Un groupe d’investisseurs a signé un protocole d’accord pour un projet de câble de télécommunications sous-marin dénommé Via Africa. Il doit relier l’Europe (dont le Royaume-Uni, la France et le Portugal) à l’Afrique du Sud en desservant plusieurs destinations de la façade Atlantique (dont les îles Canaries, la Mauritanie, le Sénégal, la Côte d’Ivoire ou encore le Nigeria).

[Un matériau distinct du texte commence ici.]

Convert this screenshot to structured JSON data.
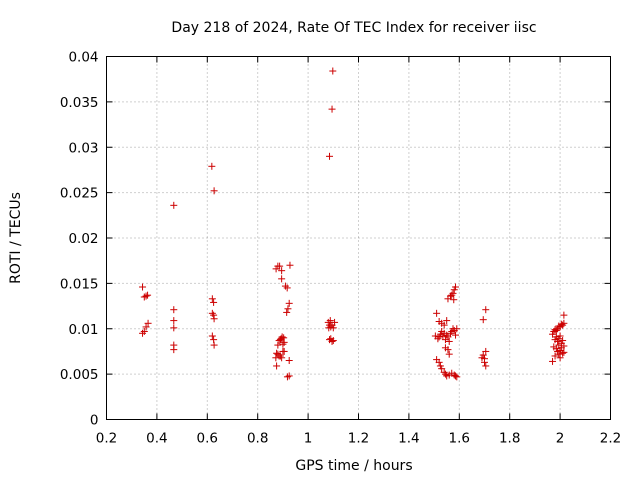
{
  "chart_data": {
    "type": "scatter",
    "title": "Day 218 of 2024, Rate Of TEC Index for receiver iisc",
    "xlabel": "GPS time / hours",
    "ylabel": "ROTI / TECUs",
    "xlim": [
      0.2,
      2.2
    ],
    "ylim": [
      0,
      0.04
    ],
    "xticks": [
      "0.2",
      "0.4",
      "0.6",
      "0.8",
      "1",
      "1.2",
      "1.4",
      "1.6",
      "1.8",
      "2",
      "2.2"
    ],
    "yticks": [
      "0",
      "0.005",
      "0.01",
      "0.015",
      "0.02",
      "0.025",
      "0.03",
      "0.035",
      "0.04"
    ],
    "grid": true,
    "marker": "+",
    "series": [
      {
        "color": "#cc0000",
        "points": [
          [
            0.343,
            0.0146
          ],
          [
            0.35,
            0.0135
          ],
          [
            0.357,
            0.0136
          ],
          [
            0.363,
            0.0137
          ],
          [
            0.343,
            0.0095
          ],
          [
            0.35,
            0.0097
          ],
          [
            0.357,
            0.0102
          ],
          [
            0.365,
            0.0106
          ],
          [
            0.467,
            0.0236
          ],
          [
            0.467,
            0.0121
          ],
          [
            0.467,
            0.0109
          ],
          [
            0.467,
            0.0101
          ],
          [
            0.467,
            0.0082
          ],
          [
            0.467,
            0.0077
          ],
          [
            0.618,
            0.0279
          ],
          [
            0.627,
            0.0252
          ],
          [
            0.62,
            0.0133
          ],
          [
            0.625,
            0.0129
          ],
          [
            0.62,
            0.0117
          ],
          [
            0.625,
            0.0115
          ],
          [
            0.627,
            0.0111
          ],
          [
            0.62,
            0.0092
          ],
          [
            0.625,
            0.0088
          ],
          [
            0.627,
            0.0082
          ],
          [
            0.873,
            0.0166
          ],
          [
            0.88,
            0.0169
          ],
          [
            0.887,
            0.0169
          ],
          [
            0.895,
            0.0164
          ],
          [
            0.928,
            0.017
          ],
          [
            0.895,
            0.0155
          ],
          [
            0.91,
            0.0147
          ],
          [
            0.917,
            0.0145
          ],
          [
            0.925,
            0.0128
          ],
          [
            0.92,
            0.0122
          ],
          [
            0.915,
            0.0118
          ],
          [
            0.89,
            0.0088
          ],
          [
            0.893,
            0.0089
          ],
          [
            0.897,
            0.0091
          ],
          [
            0.903,
            0.009
          ],
          [
            0.885,
            0.0087
          ],
          [
            0.88,
            0.0082
          ],
          [
            0.9,
            0.0083
          ],
          [
            0.905,
            0.0085
          ],
          [
            0.875,
            0.0073
          ],
          [
            0.88,
            0.0072
          ],
          [
            0.885,
            0.007
          ],
          [
            0.89,
            0.007
          ],
          [
            0.895,
            0.0068
          ],
          [
            0.872,
            0.0068
          ],
          [
            0.9,
            0.0075
          ],
          [
            0.905,
            0.0075
          ],
          [
            0.875,
            0.0059
          ],
          [
            0.925,
            0.0065
          ],
          [
            0.918,
            0.0047
          ],
          [
            0.925,
            0.0048
          ],
          [
            1.098,
            0.0384
          ],
          [
            1.095,
            0.0342
          ],
          [
            1.085,
            0.029
          ],
          [
            1.08,
            0.0107
          ],
          [
            1.085,
            0.0104
          ],
          [
            1.09,
            0.0102
          ],
          [
            1.095,
            0.0104
          ],
          [
            1.1,
            0.0101
          ],
          [
            1.105,
            0.0107
          ],
          [
            1.088,
            0.0109
          ],
          [
            1.082,
            0.0101
          ],
          [
            1.085,
            0.0088
          ],
          [
            1.09,
            0.0089
          ],
          [
            1.095,
            0.0086
          ],
          [
            1.1,
            0.0087
          ],
          [
            1.51,
            0.0117
          ],
          [
            1.52,
            0.0108
          ],
          [
            1.53,
            0.0106
          ],
          [
            1.54,
            0.0104
          ],
          [
            1.55,
            0.0109
          ],
          [
            1.555,
            0.0133
          ],
          [
            1.565,
            0.0136
          ],
          [
            1.57,
            0.0137
          ],
          [
            1.575,
            0.0139
          ],
          [
            1.58,
            0.0143
          ],
          [
            1.585,
            0.0146
          ],
          [
            1.578,
            0.0132
          ],
          [
            1.505,
            0.0092
          ],
          [
            1.515,
            0.0089
          ],
          [
            1.52,
            0.0091
          ],
          [
            1.525,
            0.0094
          ],
          [
            1.53,
            0.0097
          ],
          [
            1.535,
            0.0092
          ],
          [
            1.54,
            0.0095
          ],
          [
            1.545,
            0.0088
          ],
          [
            1.55,
            0.0093
          ],
          [
            1.555,
            0.0091
          ],
          [
            1.56,
            0.0086
          ],
          [
            1.565,
            0.0095
          ],
          [
            1.57,
            0.0097
          ],
          [
            1.575,
            0.01
          ],
          [
            1.58,
            0.0098
          ],
          [
            1.585,
            0.0093
          ],
          [
            1.59,
            0.01
          ],
          [
            1.545,
            0.0079
          ],
          [
            1.555,
            0.0077
          ],
          [
            1.56,
            0.0072
          ],
          [
            1.51,
            0.0066
          ],
          [
            1.52,
            0.0063
          ],
          [
            1.525,
            0.0059
          ],
          [
            1.53,
            0.0056
          ],
          [
            1.54,
            0.0052
          ],
          [
            1.545,
            0.005
          ],
          [
            1.55,
            0.0048
          ],
          [
            1.56,
            0.0049
          ],
          [
            1.57,
            0.0051
          ],
          [
            1.58,
            0.0049
          ],
          [
            1.585,
            0.0048
          ],
          [
            1.59,
            0.0047
          ],
          [
            1.705,
            0.0121
          ],
          [
            1.695,
            0.011
          ],
          [
            1.705,
            0.0075
          ],
          [
            1.695,
            0.0071
          ],
          [
            1.7,
            0.0067
          ],
          [
            1.69,
            0.0068
          ],
          [
            1.7,
            0.0063
          ],
          [
            1.705,
            0.0059
          ],
          [
            1.975,
            0.0097
          ],
          [
            1.98,
            0.0099
          ],
          [
            1.985,
            0.0098
          ],
          [
            1.99,
            0.01
          ],
          [
            1.995,
            0.0103
          ],
          [
            2.0,
            0.0102
          ],
          [
            2.005,
            0.0105
          ],
          [
            2.01,
            0.0104
          ],
          [
            2.015,
            0.0115
          ],
          [
            2.015,
            0.0106
          ],
          [
            1.97,
            0.0094
          ],
          [
            1.98,
            0.0088
          ],
          [
            1.985,
            0.0091
          ],
          [
            1.99,
            0.0086
          ],
          [
            1.995,
            0.0089
          ],
          [
            2.0,
            0.0092
          ],
          [
            2.005,
            0.0084
          ],
          [
            2.01,
            0.0087
          ],
          [
            2.015,
            0.0081
          ],
          [
            1.975,
            0.008
          ],
          [
            1.985,
            0.0078
          ],
          [
            1.99,
            0.0075
          ],
          [
            1.995,
            0.0072
          ],
          [
            2.0,
            0.0076
          ],
          [
            2.005,
            0.0079
          ],
          [
            2.01,
            0.0073
          ],
          [
            2.015,
            0.0074
          ],
          [
            1.97,
            0.0064
          ],
          [
            1.98,
            0.007
          ],
          [
            1.995,
            0.0082
          ],
          [
            2.0,
            0.0068
          ]
        ]
      }
    ]
  }
}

Une étude du tracé doit être lancée pour identifier la route optimale. Le consortium doit également sélectionner un fournisseur pour le câble.
Ce projet a pour ambition de « développer la connectivité internationale, d’accompagner la croissance du trafic et de renforcer durablement la résilience des réseaux en Afrique », indique un communiqué d’Orange qui fait partie du groupe d’investisseurs, incluant également Canalink, GUILAB, International Mauritania Telecom, Orange Côte d’Ivoire, Sonatel et Silverlinks. Ces entreprises télécoms et acteurs du numérique pourront intégrer de nouveaux membres au fur et à mesure du projet qui repose sur un modèle en consortium permettant aux partenaires de co-investir dans l’infrastructure et de participer à sa gouvernance pour adapter au mieux le système à leurs besoins.
Plusieurs câbles de télécommunication raccordent déjà l’Europe et l’Afrique, desservant la côte ouest africaine, comme 2Africa, Equiano, ACE ou encore WACS (West Africa Cable Systems). Ce dernier a été construit par Alcatel-Lucent, posé par les câbliers Ile de Bréhat et Ile de Sein, et il est opérationnel depuis 2012.